We see that Length of Membership, Time on App and Avg. Session Length have high coefficient values. Therefore as an analyst we should advice the business owner to do the following:

1. The app is making good income - The business should continue improving their app and make it more user friendly in order to maintain the income from it.
2. The business should focus on improving their customer experience such that the Avg. Session Length is higher per customer so that it can ensure the business earns more
3. The business should strive to increase membership of their customers has the data shows that the longer the membership the more the Yearly amount spent.
4. Time on Webiste had a lower coefficient, the business should investigate whether the website is performing sub-optimally or isn’t user friendly and thus not bring in more income.

Predictions and Model Evaluation

We now use the test data to make predictions and assess how is it fairing against the actual values.

# Generating the prediction
predictions = lm.predict(X_test)
y_test
# you can view the array of predictions by running calling predictions

361    401.033135
73     534.777188
374    418.602742
155    503.978379
104    410.069611
          ...    
266    554.003093
23     519.340989
222    502.409785
261    514.009818
426    530.766719
Name: Yearly Amount Spent, Length: 150, dtype: float64

# generate a scatter plot for y_test vs the predictions
plt.figure(figsize=(10,6))

# Generate a scatter plot for y_test vs predictions
sns.scatterplot(x=y_test, y=predictions)

# Set the labels and title
plt.xlabel('Y Test (True Values)')
plt.ylabel('Predicted Values')
plt.title('Predicted vs Actual Values')

Text(0.5, 1.0, 'Predicted vs Actual Values')

Majority of the points do lie on the straight line showing good accuracy of the model.

Plotting the residuals

The difference between predicted and actual values is called residuals

plt.figure(figsize=(10,6))

# Calculate the difference between the predicted and the actual values
residuals = y_test - predictions

# Generate a histogram with kde for the residuals
sns.histplot(residuals, kde=True, bins=30)

# Set the labels and title
plt.xlabel('Residuals')
plt.title('Distribution of Residuals')

Text(0.5, 1.0, 'Distribution of Residuals')

Model Metrics

To evaluate linear regression models, we can use the following metrics

1. Mean Absolute Error (MAE) - This metric measures the average absolute difference between the predicted and actual values.
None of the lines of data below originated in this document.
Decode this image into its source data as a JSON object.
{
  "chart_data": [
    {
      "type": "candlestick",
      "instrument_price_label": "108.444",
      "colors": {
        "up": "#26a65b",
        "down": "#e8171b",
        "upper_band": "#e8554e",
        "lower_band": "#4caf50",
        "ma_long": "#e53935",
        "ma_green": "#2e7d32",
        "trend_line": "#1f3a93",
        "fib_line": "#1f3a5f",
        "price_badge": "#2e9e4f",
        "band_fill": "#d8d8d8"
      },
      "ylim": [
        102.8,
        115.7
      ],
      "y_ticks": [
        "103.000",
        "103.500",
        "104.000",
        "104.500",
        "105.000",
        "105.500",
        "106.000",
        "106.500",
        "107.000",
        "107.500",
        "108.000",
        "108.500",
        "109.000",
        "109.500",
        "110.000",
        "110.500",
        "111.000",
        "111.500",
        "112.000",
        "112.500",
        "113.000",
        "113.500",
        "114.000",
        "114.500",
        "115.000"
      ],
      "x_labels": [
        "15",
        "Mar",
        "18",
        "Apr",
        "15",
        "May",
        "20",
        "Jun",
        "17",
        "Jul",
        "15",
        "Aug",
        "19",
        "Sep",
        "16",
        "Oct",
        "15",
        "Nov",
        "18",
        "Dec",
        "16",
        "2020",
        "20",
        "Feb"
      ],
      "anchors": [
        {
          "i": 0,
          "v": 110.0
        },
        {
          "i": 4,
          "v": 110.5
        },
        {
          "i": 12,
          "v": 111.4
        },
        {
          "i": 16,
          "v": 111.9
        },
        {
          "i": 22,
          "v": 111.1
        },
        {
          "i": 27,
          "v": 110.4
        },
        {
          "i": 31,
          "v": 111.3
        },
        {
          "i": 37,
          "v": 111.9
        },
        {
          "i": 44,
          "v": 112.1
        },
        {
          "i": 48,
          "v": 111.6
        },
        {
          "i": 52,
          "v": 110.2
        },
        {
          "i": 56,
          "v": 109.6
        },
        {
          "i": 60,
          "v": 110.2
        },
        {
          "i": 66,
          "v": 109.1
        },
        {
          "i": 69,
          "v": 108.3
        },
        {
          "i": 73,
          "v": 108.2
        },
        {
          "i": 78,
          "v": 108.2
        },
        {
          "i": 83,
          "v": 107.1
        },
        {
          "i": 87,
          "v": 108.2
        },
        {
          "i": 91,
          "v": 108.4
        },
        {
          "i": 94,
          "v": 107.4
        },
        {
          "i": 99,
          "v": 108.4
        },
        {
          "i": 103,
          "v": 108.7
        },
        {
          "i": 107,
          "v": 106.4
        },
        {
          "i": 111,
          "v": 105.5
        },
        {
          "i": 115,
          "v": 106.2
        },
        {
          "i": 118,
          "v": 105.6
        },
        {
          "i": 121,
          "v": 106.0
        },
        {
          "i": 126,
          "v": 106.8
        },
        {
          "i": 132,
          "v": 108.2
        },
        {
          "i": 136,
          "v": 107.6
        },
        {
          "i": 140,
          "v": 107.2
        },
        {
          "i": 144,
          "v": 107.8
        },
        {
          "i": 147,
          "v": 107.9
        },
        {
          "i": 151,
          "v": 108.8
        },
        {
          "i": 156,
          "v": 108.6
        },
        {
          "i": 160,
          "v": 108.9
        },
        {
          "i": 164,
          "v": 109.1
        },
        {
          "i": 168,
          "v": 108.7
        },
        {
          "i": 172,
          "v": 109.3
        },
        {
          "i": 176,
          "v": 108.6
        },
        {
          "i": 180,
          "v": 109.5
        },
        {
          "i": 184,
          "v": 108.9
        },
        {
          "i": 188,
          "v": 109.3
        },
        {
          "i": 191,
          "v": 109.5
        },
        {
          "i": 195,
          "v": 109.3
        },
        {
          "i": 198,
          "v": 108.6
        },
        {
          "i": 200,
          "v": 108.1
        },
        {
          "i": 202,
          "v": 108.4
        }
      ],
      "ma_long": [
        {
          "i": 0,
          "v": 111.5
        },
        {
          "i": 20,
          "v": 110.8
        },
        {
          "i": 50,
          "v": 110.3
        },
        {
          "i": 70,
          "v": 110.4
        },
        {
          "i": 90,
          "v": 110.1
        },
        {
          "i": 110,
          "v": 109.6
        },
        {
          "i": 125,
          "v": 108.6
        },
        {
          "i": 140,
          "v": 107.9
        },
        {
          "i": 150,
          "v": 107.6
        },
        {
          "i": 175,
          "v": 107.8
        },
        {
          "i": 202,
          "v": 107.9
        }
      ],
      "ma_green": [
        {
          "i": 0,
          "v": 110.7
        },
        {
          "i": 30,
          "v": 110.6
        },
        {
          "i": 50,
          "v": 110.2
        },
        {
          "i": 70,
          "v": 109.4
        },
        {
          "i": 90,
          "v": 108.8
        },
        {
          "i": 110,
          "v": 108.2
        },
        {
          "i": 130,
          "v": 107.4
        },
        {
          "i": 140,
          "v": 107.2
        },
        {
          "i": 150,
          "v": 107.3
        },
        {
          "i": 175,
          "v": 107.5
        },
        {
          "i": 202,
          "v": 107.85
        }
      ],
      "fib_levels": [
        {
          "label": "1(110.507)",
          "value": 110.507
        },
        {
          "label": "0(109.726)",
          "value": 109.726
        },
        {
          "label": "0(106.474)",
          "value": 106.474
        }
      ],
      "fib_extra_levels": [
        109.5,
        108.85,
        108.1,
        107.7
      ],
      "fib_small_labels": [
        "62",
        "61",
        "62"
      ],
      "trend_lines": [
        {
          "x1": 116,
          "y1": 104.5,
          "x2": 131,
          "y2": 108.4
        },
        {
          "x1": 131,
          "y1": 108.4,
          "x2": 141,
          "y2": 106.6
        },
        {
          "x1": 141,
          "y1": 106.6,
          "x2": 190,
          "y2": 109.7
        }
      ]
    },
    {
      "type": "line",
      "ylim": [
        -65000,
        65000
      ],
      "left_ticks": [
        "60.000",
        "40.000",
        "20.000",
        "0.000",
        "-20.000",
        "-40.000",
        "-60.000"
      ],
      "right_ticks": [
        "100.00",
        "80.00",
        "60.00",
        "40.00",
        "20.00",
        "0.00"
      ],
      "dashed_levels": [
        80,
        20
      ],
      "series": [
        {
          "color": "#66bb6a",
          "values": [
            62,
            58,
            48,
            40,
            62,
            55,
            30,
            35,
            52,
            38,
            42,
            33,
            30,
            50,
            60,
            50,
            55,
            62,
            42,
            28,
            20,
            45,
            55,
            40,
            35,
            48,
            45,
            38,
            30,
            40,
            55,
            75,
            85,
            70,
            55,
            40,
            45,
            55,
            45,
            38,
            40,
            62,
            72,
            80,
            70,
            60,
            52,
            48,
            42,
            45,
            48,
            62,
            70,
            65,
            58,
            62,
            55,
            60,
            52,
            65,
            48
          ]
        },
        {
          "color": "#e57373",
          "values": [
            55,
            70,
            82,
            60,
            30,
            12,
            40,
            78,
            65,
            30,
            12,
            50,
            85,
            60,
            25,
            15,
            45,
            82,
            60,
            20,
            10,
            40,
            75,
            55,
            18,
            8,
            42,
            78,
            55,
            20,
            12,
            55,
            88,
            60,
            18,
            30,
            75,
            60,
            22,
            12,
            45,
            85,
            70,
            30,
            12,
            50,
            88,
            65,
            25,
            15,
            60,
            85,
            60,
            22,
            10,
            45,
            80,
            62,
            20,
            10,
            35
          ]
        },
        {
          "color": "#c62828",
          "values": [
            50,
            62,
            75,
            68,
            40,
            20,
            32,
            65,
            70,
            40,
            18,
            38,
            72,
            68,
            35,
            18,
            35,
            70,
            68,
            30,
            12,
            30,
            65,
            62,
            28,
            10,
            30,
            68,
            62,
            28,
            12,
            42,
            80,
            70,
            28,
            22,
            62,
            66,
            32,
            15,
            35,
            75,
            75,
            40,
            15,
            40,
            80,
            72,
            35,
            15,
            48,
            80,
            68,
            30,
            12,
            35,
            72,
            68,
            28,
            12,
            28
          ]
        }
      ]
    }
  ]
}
The lower the value the better the model.
2. Mean Squared Error (MSE) - This metric measures the average squared difference between the predicted and actual values. The lower the value the better the model.
3. Root Mean Squared Error (RMSE) - This metric is the square root of MSE. It is measured in the same units as the target variable. The lower the value the better the model.
4. R Squared - This is what percentage of the model is explained by the model. Higher values are better

# Calculate the metrics for the model
from sklearn.metrics import r2_score
r_squared = r2_score(y_test, predictions)
MAE = metrics.mean_absolute_error(y_test, predictions)
MSE = metrics.mean_squared_error(y_test, predictions)
RMSE = np.sqrt(MSE)

# create a dataframe of the metrics and print the model metrics
Metrics = [['MAE', 'MSE', 'RMSE', 'R Squared']]
met = pd.Series([MAE, MSE, RMSE, r_squared], index= Metrics)
met

MAE            8.426092
MSE          103.915541
RMSE          10.193897
R Squared      0.980876
dtype: float64

The model has a value has a R square value of 0.98 meaning that 98% percent of the variability in the data can be explained by the model.

In this example, we have seen the steps we can take in building linear model in python. Read more about it linear regression in the reference section. Additionally find the data in my github repository.

References

1. Cross validation in machine learning. (2023, February 15). GeeksforGeeks
2. Mckinney W (2018). Python for Data Analysis: DATA WRANGLING WITH PANDAS, NUMPY, AND IPYTHON (2nd Ed). Oriley.
3. James, G., Witten, D., Hastie, T., Tibshirani, R., & Taylor, J. (2023). An introduction to statistical learning: With applications in Python. Springer Nature.